Kina Securities Main Index closed higher despite global sell-offs in major bourses today. The main index KSi collected advanced 80.84 points or 2.39% to 3,456.22 points while the home index stayed flat at 9,645.21 points.

One stock gained verses none that fell in POMSoX trading.

Oil Search Ltd (OSH) was the sole gainer for the session. Closed at K14.80, the Oil and gas stock gained 80toea despite renewed drop in world oil prices. However, The dual-listed stock also gained on the ASX, up 9c to end at $5.90 after a 25c drop in early ASX session.

The pharmaceutical stock City Pharmacy Ltd (CPL) ended flat at 1.35, while Bank South Pacific Ltd (BSP) completed at K7.40 even, as the largest stock in terms of market cap has been trading at K7.20 – K7.40 range for a week. Followed closely were the other two financials, Credit Corporation Ltd (CCP) and Kina Securities Ltd (KSL) touching at K2.45 and K2.60 respectively.

Tuesday’s trading recorded a total of 87,235 shares valued at K420,220.30. The POMSOX market will be closed tomorrow in observance of National Covenant Day.

Overnight, U.S. stocks saw their highest trading volume in about four years on Monday as stocks posted their worst declines of the year in a fifth straight day of brutal declines for the market sparked by China growth fears.

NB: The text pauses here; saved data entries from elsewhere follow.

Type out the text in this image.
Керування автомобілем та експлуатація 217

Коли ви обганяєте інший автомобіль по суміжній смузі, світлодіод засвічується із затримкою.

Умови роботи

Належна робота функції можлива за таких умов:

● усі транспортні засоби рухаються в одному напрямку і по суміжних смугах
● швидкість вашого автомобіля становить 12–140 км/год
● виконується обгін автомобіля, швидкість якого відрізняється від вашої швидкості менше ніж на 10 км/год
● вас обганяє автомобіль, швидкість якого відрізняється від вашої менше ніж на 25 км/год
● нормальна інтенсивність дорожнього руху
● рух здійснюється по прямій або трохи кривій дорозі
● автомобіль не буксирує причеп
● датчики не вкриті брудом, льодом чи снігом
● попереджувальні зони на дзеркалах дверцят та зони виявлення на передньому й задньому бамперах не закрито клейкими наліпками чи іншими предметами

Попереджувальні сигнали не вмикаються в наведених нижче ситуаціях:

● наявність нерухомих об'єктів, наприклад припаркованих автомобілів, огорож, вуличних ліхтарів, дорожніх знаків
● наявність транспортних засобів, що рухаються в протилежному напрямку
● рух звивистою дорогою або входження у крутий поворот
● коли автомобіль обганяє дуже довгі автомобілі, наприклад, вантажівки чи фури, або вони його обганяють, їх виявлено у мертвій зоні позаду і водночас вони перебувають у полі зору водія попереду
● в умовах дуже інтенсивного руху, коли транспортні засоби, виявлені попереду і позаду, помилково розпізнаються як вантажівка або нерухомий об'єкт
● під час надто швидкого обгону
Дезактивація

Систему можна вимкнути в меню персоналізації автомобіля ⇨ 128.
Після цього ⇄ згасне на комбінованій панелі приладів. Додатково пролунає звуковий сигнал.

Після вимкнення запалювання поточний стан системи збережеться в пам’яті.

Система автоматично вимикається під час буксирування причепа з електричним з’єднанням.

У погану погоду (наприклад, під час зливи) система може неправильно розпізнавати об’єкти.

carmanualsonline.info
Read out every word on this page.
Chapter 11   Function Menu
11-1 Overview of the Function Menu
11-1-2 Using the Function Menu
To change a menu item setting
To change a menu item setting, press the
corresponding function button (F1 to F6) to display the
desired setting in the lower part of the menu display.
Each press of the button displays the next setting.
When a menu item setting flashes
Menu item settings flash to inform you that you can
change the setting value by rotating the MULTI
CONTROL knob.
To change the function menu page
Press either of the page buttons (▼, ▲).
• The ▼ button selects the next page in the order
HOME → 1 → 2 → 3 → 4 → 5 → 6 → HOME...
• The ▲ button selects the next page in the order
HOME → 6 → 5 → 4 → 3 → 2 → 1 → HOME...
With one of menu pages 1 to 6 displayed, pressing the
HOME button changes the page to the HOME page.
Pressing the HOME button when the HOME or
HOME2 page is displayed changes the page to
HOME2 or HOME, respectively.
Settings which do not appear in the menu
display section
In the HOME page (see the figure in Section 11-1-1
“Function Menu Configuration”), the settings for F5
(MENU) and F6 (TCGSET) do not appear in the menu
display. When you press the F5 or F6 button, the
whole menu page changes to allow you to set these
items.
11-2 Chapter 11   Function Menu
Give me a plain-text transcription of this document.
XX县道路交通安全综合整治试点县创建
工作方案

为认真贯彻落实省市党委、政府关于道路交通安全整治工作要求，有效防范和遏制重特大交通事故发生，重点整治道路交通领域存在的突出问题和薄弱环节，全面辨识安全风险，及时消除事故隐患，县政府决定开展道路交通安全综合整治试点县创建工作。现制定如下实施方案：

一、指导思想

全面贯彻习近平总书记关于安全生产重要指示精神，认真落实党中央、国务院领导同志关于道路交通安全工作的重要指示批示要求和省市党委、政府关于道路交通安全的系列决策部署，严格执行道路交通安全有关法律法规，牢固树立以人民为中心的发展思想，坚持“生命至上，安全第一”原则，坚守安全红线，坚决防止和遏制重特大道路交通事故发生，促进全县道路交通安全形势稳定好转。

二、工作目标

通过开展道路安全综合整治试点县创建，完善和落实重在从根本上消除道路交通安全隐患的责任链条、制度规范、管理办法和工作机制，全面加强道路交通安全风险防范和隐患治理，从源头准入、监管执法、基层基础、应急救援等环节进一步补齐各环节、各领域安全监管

More than 13.9 billion shares changed hands on exchanges linked to the Nasdaq and the New York Stock Exchange marking the highest level of activity since Aug 2011, according to Dow Jones data. The Dow Jones Industrial Average ended down 588.40 points, or 3.57%, at 15,871.28 points after staging a stunning 1,000-point drop at the open of Monday’s trading session. Likewise, Japan’s Nikkei share average dropped sharply in extremely volatile conditions. The Nikkei fell 733.98 points or 3.965 to 17,806.70 point. In Australia, the ASX shares ended differently. The S&P/ASX200 index was up 133 points, or 2.72% at 5,137.30 points at close after plunging 1.5% in early trade but quickly recovered led by big banks.